Sense of belonging is paramount to the student experience

A. Gabriel Esteban, Ph.D.
(DePaul University/Randall Spriggs)
During Alumni and Family Weekend last month, my wife Jo and I met a family from Corpus Christi, Texas, whose son was admitted to six other universities. I asked why he chose DePaul, and he said it was the campus visit that tipped the scale for him. 

He liked the feel of Chicago and DePaul’s urban setting. Of course, we would not have been a contender if we didn’t have the academic program he wanted, but once that box was checked, he sought an environment where he would be comfortable, and DePaul delivered. 

The grandmother of a student from San Antonio told me something similar. She said her granddaughter stepped on campus “and it felt like home.”

That’s how important the student experience is to our success. Students need to feel part of something, and they can quickly identify whether that sense of belonging and community is there or not. If we don’t provide it, students have many other options to find it. 

As a university committed to drawing on diversity to enhance our learning and understanding, DePaul must fulfill the promise of a welcoming environment. ​We will achieve this goal when all of our students feel included and engaged. 

A few weeks ago, I met with the Student Government Association and talked to a commuter student. He said it took a while for him to feel the sense of connection he was looking for at DePaul. His story underscores why we must strive to convey the Vincentian personalism that is a hallmark of DePaul and ensure it reaches all of our students, no matter where they live.  

I asked the SGA representatives a variety of questions about why they chose DePaul. As always, everyone raised their hands when I asked if we had the academic program they wanted. But what was most fascinating to me was that upon their arrival on campus the students  were not aware of all the support services DePaul offers to help them succeed. Only after they utilized the services, and they began to benefit from them, did they understand the scope of resources available. 

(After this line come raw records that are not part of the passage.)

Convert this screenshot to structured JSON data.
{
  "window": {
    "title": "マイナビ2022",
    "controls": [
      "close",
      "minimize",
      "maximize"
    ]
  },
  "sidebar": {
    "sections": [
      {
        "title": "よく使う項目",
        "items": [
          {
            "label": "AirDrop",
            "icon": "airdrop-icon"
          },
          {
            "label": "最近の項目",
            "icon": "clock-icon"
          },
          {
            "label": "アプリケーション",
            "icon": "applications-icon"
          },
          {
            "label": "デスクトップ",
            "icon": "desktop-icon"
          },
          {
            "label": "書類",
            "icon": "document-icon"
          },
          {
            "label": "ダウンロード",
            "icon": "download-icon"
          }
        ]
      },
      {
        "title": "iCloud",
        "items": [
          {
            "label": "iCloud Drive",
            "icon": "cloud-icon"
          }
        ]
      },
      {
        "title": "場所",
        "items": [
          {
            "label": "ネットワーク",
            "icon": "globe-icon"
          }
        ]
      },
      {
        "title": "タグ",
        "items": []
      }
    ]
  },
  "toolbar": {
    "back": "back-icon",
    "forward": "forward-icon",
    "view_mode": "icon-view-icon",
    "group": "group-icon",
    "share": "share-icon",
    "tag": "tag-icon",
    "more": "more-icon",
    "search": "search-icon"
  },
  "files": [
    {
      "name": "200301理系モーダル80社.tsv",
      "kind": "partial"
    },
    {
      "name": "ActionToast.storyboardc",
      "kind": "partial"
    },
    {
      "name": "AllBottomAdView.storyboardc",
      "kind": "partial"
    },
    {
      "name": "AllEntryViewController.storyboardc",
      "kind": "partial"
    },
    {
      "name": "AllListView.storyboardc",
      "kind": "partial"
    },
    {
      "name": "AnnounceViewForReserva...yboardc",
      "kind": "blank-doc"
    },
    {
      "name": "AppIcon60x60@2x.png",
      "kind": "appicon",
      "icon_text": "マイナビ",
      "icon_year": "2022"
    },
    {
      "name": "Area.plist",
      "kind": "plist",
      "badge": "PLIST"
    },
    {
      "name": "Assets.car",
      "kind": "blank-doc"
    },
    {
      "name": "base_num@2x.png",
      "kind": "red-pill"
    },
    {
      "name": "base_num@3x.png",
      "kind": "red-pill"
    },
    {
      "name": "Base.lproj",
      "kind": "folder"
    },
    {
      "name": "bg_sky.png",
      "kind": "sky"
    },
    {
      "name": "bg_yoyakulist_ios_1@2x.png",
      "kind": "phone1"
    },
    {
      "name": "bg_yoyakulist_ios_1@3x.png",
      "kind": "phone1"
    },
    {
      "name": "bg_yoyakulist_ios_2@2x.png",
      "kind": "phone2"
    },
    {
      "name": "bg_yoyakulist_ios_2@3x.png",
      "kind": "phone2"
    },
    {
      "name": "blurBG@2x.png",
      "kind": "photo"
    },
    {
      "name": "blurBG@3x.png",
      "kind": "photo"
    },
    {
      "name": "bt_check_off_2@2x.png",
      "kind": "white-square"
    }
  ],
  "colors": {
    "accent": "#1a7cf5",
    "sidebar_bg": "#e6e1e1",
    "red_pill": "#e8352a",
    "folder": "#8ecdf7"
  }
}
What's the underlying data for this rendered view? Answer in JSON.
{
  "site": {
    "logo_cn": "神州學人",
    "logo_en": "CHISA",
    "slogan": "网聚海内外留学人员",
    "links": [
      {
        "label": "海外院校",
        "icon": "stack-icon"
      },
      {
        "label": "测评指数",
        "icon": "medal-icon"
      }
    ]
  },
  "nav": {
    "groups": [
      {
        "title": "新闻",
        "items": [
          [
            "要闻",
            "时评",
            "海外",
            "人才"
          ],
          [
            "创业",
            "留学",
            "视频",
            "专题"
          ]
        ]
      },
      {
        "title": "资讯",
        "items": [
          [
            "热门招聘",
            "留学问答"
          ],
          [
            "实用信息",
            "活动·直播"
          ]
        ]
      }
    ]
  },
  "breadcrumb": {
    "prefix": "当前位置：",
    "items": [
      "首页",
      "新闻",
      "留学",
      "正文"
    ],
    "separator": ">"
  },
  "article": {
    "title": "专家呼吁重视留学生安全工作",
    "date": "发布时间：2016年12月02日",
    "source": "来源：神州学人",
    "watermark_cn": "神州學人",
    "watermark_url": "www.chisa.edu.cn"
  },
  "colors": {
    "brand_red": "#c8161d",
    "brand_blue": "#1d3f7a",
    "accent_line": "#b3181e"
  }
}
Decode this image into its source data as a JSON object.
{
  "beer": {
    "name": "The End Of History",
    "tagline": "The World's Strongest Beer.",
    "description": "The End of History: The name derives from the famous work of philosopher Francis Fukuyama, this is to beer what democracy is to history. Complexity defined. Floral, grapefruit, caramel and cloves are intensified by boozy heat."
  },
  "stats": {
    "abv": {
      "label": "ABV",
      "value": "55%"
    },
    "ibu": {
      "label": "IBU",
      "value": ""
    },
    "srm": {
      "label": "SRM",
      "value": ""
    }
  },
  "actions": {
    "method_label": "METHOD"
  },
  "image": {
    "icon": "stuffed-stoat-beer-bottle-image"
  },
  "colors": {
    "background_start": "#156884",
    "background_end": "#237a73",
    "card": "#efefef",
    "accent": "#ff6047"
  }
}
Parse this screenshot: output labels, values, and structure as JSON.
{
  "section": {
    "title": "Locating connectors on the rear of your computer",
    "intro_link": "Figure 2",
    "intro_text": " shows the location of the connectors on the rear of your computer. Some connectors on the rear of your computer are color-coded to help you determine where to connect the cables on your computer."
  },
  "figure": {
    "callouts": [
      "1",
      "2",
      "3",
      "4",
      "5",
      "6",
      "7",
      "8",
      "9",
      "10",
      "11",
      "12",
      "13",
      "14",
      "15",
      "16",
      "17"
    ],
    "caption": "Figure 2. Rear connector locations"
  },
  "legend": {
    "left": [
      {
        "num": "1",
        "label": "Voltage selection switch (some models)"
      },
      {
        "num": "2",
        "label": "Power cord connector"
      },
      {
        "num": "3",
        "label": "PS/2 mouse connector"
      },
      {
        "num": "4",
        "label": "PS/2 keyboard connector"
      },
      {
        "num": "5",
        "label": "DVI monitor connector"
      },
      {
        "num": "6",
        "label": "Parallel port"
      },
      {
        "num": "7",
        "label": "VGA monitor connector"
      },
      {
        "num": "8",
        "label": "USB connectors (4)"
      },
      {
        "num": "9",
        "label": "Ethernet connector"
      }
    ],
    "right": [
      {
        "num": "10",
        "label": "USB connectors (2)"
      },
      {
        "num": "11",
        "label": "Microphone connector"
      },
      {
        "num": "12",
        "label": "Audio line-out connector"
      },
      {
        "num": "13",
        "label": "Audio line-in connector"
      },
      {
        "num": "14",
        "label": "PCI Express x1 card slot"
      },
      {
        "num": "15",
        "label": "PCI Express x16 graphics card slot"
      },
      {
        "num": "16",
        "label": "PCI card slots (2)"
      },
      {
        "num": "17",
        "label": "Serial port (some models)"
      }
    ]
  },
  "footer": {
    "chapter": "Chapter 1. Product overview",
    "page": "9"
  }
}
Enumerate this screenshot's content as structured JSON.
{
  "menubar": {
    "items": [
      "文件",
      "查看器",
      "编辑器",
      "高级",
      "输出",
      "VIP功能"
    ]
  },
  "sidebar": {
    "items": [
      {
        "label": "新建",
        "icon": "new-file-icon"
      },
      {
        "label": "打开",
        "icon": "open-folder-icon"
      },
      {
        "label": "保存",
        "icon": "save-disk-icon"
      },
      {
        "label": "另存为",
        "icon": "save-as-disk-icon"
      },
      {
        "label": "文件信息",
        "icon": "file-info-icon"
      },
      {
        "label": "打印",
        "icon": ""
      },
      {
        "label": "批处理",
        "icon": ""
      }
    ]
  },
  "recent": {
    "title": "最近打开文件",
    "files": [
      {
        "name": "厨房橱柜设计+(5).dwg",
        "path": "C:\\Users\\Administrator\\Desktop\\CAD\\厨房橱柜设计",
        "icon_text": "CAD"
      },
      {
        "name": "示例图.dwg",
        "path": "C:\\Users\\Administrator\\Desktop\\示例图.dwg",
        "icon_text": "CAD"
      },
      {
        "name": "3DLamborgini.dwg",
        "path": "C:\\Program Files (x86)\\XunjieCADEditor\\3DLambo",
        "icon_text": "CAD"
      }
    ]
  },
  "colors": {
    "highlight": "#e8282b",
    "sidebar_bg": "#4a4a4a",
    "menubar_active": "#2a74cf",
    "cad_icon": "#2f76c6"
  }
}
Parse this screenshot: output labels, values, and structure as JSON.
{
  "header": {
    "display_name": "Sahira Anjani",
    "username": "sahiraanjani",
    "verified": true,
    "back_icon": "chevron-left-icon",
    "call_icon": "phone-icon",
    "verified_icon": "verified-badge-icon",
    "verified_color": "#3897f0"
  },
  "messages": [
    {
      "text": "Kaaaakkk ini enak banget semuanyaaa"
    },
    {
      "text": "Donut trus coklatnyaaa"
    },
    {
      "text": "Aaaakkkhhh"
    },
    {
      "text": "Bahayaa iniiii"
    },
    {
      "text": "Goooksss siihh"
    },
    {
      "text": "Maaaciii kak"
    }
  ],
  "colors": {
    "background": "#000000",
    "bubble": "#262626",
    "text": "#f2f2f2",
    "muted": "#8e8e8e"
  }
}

How do we inform students about these services and encourage them to use these resources earlier? 

When it happens, like it did for a McNair fellow I spoke to recently, we see the distinctive DePaul experience at work. This student had recently graduated and chose not to pursue a PhD for which the McNair program prepared her. She chose instead to move to Arizona, near the Mexico border and work with Central American refugees. She wanted to immediately give back in a meaningful way. 

That’s the beauty of connecting students to DePaul, and to our mission. We need to reach every student in this way, and it needs to start the first time they encounter DePaul. Our future depends on it.